AVIS IMPORTANT : Les renseignements affichés sur le site Web de MD concernant les sociétés professionnelles médicales sont fondés sur les règles actuelles régissant la constitution en société. Les propositions annoncées dans le document d’orientation du ministère des Finances intitulé Planification fiscale au moyen de sociétés privées auront possiblement des conséquences sur ces règles.  MD surveille l’évolution de ces propositions et modifiera, si nécessaire, ses stratégies de planification fiscale.  Pour obtenir davantage de renseignements, veuillez lire le blogue de MD intitulé Planification fiscale au moyen de sociétés privées : État de la situation et sommaire des annonces du ministre des Finances.

L’un des défis qui guettent les médecins constitués en société concerne leur mode de rémunération. Lequel choisir? Un salaire, des dividendes ou une combinaison des deux? Dans le passé, la plupart optaient pour un salaire, qu’ils complétaient par des dividendes.

De nos jours, cependant, ils sont de plus en plus nombreux à adopter les dividendes comme principal mode de rémunération. L’information qui suit vous aidera à décider de la stratégie qui vous convient le mieux.

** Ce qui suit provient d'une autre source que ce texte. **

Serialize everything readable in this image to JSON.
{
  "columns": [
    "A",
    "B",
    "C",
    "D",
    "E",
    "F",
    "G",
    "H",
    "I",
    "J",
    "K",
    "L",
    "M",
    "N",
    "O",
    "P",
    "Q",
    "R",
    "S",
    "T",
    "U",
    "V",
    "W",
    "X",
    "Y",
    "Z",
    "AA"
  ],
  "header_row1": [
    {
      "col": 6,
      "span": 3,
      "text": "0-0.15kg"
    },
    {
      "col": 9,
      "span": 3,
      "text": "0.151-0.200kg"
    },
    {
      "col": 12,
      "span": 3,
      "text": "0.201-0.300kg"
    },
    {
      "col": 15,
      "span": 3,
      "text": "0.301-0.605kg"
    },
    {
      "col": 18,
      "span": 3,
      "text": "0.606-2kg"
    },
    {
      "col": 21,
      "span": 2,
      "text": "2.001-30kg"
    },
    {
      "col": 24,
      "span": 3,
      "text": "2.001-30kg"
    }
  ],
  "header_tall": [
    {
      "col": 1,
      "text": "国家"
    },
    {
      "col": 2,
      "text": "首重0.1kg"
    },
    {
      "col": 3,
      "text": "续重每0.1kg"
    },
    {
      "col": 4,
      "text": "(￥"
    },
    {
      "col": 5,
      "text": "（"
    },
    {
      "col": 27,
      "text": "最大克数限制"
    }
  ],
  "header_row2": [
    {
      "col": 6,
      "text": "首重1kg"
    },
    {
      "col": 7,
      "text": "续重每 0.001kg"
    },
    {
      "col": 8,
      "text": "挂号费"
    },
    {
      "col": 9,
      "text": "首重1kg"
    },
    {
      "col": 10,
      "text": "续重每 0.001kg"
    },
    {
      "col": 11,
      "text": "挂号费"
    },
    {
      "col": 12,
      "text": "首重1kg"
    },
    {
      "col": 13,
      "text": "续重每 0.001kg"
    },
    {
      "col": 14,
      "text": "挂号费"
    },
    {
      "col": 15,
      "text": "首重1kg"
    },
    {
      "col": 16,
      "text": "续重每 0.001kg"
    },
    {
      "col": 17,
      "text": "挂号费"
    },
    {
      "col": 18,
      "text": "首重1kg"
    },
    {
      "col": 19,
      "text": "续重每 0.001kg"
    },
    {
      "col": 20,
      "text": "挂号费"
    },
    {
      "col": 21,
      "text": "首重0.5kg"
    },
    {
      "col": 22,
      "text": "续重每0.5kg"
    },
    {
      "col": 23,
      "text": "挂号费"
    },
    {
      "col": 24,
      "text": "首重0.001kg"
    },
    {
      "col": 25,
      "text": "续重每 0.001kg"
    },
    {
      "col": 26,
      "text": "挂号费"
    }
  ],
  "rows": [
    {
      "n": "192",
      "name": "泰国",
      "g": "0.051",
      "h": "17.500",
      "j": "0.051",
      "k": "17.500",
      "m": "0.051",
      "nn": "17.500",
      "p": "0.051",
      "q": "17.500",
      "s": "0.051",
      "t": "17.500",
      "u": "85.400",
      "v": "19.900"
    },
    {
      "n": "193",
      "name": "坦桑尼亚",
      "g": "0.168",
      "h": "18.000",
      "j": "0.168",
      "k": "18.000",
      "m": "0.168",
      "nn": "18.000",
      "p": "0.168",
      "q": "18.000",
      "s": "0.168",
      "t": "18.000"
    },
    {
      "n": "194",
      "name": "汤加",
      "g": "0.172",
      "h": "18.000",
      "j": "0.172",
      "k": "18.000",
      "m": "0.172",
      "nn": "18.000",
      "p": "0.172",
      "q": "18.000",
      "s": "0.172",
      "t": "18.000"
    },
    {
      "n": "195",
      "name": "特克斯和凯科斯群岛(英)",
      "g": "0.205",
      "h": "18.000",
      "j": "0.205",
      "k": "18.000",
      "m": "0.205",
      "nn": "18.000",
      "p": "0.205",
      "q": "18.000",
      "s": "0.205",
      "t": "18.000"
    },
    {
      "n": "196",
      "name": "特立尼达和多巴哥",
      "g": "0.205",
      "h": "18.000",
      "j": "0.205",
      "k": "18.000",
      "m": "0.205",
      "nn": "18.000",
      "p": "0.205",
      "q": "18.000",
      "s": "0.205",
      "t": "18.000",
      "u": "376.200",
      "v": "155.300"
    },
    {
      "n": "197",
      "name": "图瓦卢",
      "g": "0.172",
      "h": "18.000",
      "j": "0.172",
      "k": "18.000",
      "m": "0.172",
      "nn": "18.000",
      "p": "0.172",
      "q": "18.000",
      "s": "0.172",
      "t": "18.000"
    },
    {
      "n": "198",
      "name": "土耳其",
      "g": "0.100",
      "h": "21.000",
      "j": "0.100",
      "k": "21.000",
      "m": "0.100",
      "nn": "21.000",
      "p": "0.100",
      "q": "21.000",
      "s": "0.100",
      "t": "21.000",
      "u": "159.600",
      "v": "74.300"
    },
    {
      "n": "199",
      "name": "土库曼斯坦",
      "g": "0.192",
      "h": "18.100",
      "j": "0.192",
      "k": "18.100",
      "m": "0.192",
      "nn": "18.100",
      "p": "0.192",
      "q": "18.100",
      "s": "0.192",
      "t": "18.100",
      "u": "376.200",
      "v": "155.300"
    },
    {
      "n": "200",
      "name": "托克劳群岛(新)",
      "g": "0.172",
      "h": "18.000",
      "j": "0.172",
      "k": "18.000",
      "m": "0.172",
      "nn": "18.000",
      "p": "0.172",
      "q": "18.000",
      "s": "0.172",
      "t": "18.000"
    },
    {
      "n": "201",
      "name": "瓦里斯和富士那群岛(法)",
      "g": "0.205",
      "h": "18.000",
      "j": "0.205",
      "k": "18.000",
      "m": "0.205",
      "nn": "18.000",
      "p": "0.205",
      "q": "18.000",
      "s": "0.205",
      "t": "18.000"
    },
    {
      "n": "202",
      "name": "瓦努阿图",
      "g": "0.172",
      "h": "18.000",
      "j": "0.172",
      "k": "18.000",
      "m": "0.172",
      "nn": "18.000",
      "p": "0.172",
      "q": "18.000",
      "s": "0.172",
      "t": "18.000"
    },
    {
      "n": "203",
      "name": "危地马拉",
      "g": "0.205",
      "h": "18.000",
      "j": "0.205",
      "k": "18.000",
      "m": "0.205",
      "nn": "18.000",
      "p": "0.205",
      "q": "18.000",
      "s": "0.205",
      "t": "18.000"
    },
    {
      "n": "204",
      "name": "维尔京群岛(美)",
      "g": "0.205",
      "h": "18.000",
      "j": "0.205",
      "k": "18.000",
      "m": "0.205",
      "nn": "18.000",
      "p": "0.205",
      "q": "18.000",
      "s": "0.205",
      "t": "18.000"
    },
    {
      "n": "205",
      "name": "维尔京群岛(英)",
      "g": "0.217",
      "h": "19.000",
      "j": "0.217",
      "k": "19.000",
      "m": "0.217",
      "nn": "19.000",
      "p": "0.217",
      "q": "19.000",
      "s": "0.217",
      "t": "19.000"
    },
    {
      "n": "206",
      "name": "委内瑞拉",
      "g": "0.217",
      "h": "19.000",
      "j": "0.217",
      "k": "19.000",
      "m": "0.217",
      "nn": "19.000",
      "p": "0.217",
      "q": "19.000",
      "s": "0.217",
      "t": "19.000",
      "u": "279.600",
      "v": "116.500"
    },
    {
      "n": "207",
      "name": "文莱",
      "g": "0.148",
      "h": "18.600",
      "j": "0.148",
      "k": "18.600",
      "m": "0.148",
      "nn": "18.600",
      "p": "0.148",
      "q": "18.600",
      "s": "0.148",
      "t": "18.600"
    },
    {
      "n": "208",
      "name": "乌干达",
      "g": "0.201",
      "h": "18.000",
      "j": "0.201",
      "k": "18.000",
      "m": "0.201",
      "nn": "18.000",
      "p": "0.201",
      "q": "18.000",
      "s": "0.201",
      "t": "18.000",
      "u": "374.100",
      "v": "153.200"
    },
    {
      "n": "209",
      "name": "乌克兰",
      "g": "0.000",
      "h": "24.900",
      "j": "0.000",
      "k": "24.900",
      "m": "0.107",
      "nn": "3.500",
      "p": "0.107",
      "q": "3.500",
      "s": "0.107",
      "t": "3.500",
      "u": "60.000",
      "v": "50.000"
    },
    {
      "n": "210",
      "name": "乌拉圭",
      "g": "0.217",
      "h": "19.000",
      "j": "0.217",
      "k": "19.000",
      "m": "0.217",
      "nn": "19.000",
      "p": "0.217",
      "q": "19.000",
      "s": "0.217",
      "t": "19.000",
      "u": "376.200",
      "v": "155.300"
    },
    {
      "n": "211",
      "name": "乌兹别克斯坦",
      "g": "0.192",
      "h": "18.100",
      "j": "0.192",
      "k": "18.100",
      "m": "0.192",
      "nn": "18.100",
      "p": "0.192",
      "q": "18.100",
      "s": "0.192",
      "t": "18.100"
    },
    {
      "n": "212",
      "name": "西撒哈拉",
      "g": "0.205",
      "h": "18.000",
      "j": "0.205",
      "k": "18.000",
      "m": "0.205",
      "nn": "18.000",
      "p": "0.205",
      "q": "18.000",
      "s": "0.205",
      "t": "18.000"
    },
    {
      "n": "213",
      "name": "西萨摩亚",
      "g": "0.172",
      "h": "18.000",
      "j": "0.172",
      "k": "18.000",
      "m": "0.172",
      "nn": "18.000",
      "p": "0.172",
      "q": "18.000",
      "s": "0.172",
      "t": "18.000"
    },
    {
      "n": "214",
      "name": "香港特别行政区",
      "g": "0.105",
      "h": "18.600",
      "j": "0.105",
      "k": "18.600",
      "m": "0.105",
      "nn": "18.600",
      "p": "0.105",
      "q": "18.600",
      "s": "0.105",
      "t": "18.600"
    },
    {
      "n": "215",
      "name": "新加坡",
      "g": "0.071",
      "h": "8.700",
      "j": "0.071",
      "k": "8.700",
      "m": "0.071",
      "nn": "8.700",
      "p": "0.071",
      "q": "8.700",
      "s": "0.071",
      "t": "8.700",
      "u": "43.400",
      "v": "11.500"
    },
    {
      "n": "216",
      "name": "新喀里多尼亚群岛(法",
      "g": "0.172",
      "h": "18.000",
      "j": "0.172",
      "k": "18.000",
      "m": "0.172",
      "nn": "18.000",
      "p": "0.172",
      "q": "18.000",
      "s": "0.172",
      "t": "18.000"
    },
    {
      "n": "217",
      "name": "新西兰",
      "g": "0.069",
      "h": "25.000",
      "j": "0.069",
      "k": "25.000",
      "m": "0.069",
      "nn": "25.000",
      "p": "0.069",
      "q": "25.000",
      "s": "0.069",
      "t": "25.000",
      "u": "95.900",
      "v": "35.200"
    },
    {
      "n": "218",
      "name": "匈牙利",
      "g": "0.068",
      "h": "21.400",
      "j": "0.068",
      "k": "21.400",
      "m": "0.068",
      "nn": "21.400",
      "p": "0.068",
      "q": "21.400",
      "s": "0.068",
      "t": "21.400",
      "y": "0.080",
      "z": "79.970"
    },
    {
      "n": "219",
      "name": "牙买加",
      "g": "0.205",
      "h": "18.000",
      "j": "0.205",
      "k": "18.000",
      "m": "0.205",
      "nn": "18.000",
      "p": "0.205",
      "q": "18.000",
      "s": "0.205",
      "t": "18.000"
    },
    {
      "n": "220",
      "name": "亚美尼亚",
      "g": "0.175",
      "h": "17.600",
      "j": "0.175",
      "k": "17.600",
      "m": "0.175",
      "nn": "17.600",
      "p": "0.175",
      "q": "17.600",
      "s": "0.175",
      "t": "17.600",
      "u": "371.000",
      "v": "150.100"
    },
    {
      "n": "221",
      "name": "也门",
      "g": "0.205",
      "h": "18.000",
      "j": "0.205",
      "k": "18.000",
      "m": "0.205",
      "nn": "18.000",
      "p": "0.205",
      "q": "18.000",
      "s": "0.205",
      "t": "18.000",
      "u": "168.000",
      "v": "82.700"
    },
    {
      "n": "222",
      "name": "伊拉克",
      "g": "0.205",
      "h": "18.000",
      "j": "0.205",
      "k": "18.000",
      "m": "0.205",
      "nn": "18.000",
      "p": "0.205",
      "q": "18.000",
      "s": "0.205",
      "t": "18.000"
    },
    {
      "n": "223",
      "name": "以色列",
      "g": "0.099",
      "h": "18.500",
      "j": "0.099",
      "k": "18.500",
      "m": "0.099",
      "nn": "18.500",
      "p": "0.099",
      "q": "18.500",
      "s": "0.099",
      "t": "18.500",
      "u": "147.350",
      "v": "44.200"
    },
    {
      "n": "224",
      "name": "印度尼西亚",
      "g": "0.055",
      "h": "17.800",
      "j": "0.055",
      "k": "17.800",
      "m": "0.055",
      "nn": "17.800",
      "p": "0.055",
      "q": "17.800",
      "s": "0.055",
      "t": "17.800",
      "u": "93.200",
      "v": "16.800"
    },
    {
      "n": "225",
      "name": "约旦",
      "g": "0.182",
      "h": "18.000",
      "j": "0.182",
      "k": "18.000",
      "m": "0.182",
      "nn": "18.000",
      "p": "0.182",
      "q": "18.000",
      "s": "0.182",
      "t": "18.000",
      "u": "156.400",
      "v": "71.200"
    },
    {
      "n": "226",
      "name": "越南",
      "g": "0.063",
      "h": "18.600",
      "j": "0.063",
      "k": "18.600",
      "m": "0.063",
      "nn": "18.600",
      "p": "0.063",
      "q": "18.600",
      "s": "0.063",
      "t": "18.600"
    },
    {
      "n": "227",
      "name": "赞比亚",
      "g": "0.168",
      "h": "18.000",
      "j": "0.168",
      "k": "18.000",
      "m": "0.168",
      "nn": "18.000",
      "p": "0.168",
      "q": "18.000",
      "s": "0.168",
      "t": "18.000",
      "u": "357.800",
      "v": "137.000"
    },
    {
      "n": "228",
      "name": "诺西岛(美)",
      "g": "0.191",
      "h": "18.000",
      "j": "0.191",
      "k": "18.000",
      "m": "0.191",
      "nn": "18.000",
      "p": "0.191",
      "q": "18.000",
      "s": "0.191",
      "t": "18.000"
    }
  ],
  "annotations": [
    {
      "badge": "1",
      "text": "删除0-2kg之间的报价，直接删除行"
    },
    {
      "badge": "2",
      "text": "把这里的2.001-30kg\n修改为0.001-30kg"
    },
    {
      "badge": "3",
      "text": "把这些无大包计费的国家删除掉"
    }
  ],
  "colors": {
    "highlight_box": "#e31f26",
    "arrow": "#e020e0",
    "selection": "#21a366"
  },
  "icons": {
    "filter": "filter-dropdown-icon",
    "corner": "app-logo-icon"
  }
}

Principaux points à considérer

Pour vous aider à établir le mode de rémunération le plus avantageux dans votre situation, vous devez prendre en compte les six facteurs suivants :

  1. Situation fiscale actuelle : Notre régime fiscal vise l’« intégration », un principe selon lequel l’impôt total exigible devrait être le même, que le contribuable se verse un salaire ou des dividendes. Or, l’intégration n’étant pas toujours parfaite, le fait de gagner des revenus par l’intermédiaire d’une société peut se traduire par un avantage ou un coût fiscal mineur (que les revenus soient générés par une activité professionnelle ou par des placements).

     

  2. Impôt exigible sur les placements : Il peut y avoir des écarts entre l’impôt qu’une société paie sur ses revenus de placement et celui qu’un particulier paiera pour ces mêmes placements s’il se situe dans la fourchette maximale d’imposition, surtout si ces revenus ne sont plus à l’abri de l’impôt.

     

  3. Impôt exigible sur les retraits : Lorsqu’il n’y a plus de revenu provenant d’une entreprise exploitée activement, il ne peut plus y avoir de salaire. Même si la société continue de générer un bénéfice, le mécanisme le plus efficace pour retirer les bénéfices non répartis de même que les revenus de placement accumulés demeure le versement de dividendes.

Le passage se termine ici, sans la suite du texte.